The first exhibition, CEIBA, is focused on the Mexican celebration of death. Anything but two dimensional and dull, it is a fantastic sensory overload. Upon entering, there are three large glass encased altars filled with Mexican crafts, objects and artwork that represent the ‘ofrendas’, or offerings, on traditional Altars of the Dead. Each has a different theme, and each showcases a different colour from the Mexican flag: green, white and red. Surrounding the altars are glass cases of artwork and vegetables, as well as piles of pine branches. The walls are filled with colourful photographs of Mexican life and of Dia de los Muertos, or ‘Day of the Dead’.
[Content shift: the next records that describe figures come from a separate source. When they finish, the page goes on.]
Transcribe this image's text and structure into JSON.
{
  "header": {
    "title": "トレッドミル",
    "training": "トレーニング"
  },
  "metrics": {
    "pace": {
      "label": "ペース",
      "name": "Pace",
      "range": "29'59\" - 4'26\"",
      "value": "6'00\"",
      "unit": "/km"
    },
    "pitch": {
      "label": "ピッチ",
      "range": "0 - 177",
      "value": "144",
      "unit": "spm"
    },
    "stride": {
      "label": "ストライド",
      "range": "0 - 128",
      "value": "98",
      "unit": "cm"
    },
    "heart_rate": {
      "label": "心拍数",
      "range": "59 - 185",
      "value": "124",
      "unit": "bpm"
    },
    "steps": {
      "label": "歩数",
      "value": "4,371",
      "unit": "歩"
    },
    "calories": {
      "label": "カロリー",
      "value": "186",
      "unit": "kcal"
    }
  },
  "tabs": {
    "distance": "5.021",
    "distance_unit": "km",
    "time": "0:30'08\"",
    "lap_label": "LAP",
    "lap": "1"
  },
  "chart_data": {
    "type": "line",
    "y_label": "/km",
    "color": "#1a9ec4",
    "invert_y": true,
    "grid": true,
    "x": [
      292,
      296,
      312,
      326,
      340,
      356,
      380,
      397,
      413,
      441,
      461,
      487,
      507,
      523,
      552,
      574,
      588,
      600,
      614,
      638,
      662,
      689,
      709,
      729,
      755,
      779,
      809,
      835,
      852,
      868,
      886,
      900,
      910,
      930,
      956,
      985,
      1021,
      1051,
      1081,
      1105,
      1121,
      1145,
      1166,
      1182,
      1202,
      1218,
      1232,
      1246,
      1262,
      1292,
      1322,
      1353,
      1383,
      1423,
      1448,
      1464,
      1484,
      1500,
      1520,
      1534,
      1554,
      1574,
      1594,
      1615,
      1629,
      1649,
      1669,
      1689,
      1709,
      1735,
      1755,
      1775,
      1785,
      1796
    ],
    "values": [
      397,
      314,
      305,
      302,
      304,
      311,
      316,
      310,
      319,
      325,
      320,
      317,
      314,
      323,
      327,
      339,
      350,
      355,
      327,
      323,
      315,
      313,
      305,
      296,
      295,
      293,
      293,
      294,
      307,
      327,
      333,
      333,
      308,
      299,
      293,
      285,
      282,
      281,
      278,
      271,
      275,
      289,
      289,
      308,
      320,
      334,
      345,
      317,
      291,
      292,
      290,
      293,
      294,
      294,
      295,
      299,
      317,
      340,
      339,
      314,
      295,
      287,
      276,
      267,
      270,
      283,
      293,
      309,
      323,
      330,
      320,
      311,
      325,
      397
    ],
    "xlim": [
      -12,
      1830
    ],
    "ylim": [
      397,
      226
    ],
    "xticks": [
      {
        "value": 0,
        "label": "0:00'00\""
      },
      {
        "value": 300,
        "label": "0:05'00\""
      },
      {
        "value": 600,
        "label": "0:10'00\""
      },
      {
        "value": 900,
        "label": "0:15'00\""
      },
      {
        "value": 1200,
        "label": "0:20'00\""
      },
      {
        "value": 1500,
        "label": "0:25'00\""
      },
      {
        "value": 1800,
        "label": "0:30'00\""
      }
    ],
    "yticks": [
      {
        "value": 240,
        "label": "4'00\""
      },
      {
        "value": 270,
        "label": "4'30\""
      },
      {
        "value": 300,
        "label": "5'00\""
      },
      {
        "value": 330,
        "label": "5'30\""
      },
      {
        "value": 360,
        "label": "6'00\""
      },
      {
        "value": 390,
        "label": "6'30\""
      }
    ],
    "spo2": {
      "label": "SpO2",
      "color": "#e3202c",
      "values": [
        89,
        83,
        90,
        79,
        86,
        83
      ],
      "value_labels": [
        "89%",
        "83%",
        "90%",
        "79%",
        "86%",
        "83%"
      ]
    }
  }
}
Fraser McLean’s CEIBA is everything you could ask for: colourful, eclectic yet unified, sensory, nostalgic and reflective. It achieves its purpose in representing the Mexican celebration of death, in transporting us to a place that feels both familiar and strange, and in inspiring respect for the organic, complex Mexican culture.
After the vibrant, almost tactile exploration of CEIBA, the homage to Ian Duncan Smith seems sterile in comparison. Most of the exhibition is much more minimalist in its approach. Two consecutive rooms seem to feature nothing but a few massive portraits of Smith by artist Graeme Wilcox. The sterility of these two rooms highlight Wilcox’s realistic and extremely well painted portraiture. Adjacent is a dimly lit hall featuring a take on Smith’s Good Grief installation, containing three lamp posts plastered with notes addressed to those who have passed.
A last room dedicated to Smith contains a bust of his head and a replica of his Glasgow studio, adorned with curios, David Bowie memorabilia, and knick knacks galore. Like CEIBA, this replica studio gives you an understanding of the subject that portraiture alone cannot convey. It is the most dynamic piece on Smith.
There is a disconnect between the two exhibitions that can’t quite be reconciled. While CEIBA is vibrant and spirited, the following rooms focusing on Smith feel comparatively drab. Perhaps had the exhibition on Smith been placed before CEIBA, moving from personal and less cluttered to bustling and spirited, the experience would have felt a more natural emotional and artistic progression. What is still brilliant art on and by Ian Duncan Smith loses aesthetic appeal due to the boldness of the exhibition that precedes it.